今日はピアニストの部(22)ハービー・ハンコック
フュージョン、クロス・オーヴァー界の超大物、ハービー・ハンコックですが、
ジャズ・ファンはそんなことは関係ありません。
ハービー・ハンコックは60年代における
マイルス・デイヴィス最強コンボの一員だった!これだけです。

高校時代、みんながロックン・ロールにハマる中、
ハービーはただ一人、ジャズを聴いていたそうです。
友人連中:「ハービー、お前、いったい何の音楽を聴いてるんだい?」
ハービー:「ジャズよ!!!」
という感じで、あらゆる音楽の中で最もかっこいいジャズにのめりこんでそうです。

プロになり、ライヴ活動をほそぼそと開始したハービーのもとに、
あるドラマー志望の子供が訪ねて来たそうです。
トニーという名の子供は、ハービーにいろいろと音楽のことを質問し、
うざったく思ったハービーはいつも無視したり、居留守を使ったりしていたそうです。
ある日その子は、とうとうハービーのステージに飛び入り参加したんです。

「うるせえガキだなあ、少しだけだぞ」という感じで
ようやくプロのステージに上がったその子のドラミングは・・・
お判りですよね、ハービーより5歳年下のその子。
ハービーとともに60年代マイルスを支えた天才ドラマー、トニー・ウィリアムス。
トニーの驚愕のドラムに、ハービーは1コーラス、まったくピアノを弾けなかったとか・・・
その日からハービーは、毎日のようにトニー少年を訪ねたそうです。

トニーのドラムは圧倒的なスピード感とともに、非常に複雑なリズムを醸し出していました。
つまり、テンポが割り切れないんです。
例えば、左で6回叩くうちに、右では4回叩いたり、同時に足では2回叩いたり・・・
ハービーはその複雑なクロス・リズムをピアノに応用しようと、日々悪戦苦闘したんですね。

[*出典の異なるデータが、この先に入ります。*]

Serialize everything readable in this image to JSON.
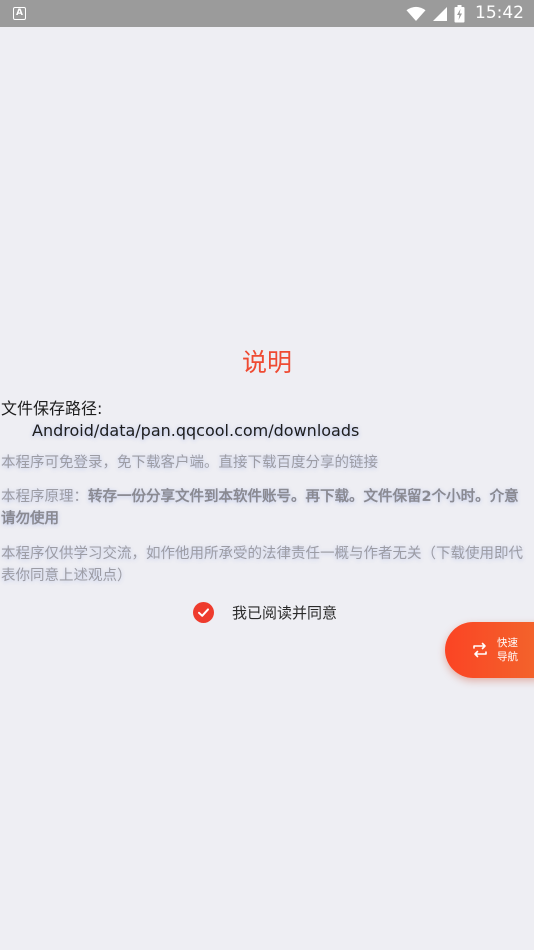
{
  "status_bar": {
    "app_icon_letter": "A",
    "time": "15:42"
  },
  "dialog": {
    "title": "说明",
    "path_label": "文件保存路径:",
    "path_value": "Android/data/pan.qqcool.com/downloads",
    "note1": "本程序可免登录，免下载客户端。直接下载百度分享的链接",
    "note2_prefix": "本程序原理：",
    "note2_strong": "转存一份分享文件到本软件账号。再下载。文件保留2个小时。介意请勿使用",
    "note3": "本程序仅供学习交流，如作他用所承受的法律责任一概与作者无关（下载使用即代表你同意上述观点）",
    "agree_label": "我已阅读并同意",
    "agree_checked": true
  },
  "fab": {
    "line1": "快速",
    "line2": "导航"
  },
  "colors": {
    "accent": "#ef4a32",
    "status_bar": "#9b9b9b",
    "background": "#eeeef3",
    "fab_gradient_start": "#fb4424",
    "fab_gradient_end": "#f2662c"
  },
  "icons": {
    "status_app": "app-notification-icon",
    "wifi": "wifi-icon",
    "signal": "cell-signal-icon",
    "battery": "battery-charging-icon",
    "check": "check-circle-icon",
    "fab": "swap-icon"
  }
}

そんなふうに、日夜努力を重ねるハービーのもとにある日、一本の電話が。
「マイルスだ。ちょっと来れないか?」
自分の身の上に降って湧いたような出来事に呆然としながらも、
ハービーはマイルスのコンボに参加しました。
そしてそこにはトニーの姿も。トニー、弱冠18歳。

テナー・サックスのウェイン・ショーター、ベースのロン・カーターを加えた5人は、
「マイルス・イン・ベルリン」で正式デビュー。
その後、ジョン・コルトレーンの最強カルテットと人気を二分し、
60年代のジャズ・シーンを席巻することになります。

ということでジャケットは、
ハービー・ハンコックのブルーノート盤
「スピーク・ライク・ア・チャイルド」
軽いキスを交わす二人のシルエットが美しいジャケットです。
確か、ハービー本人と奥さんだったと記憶しています。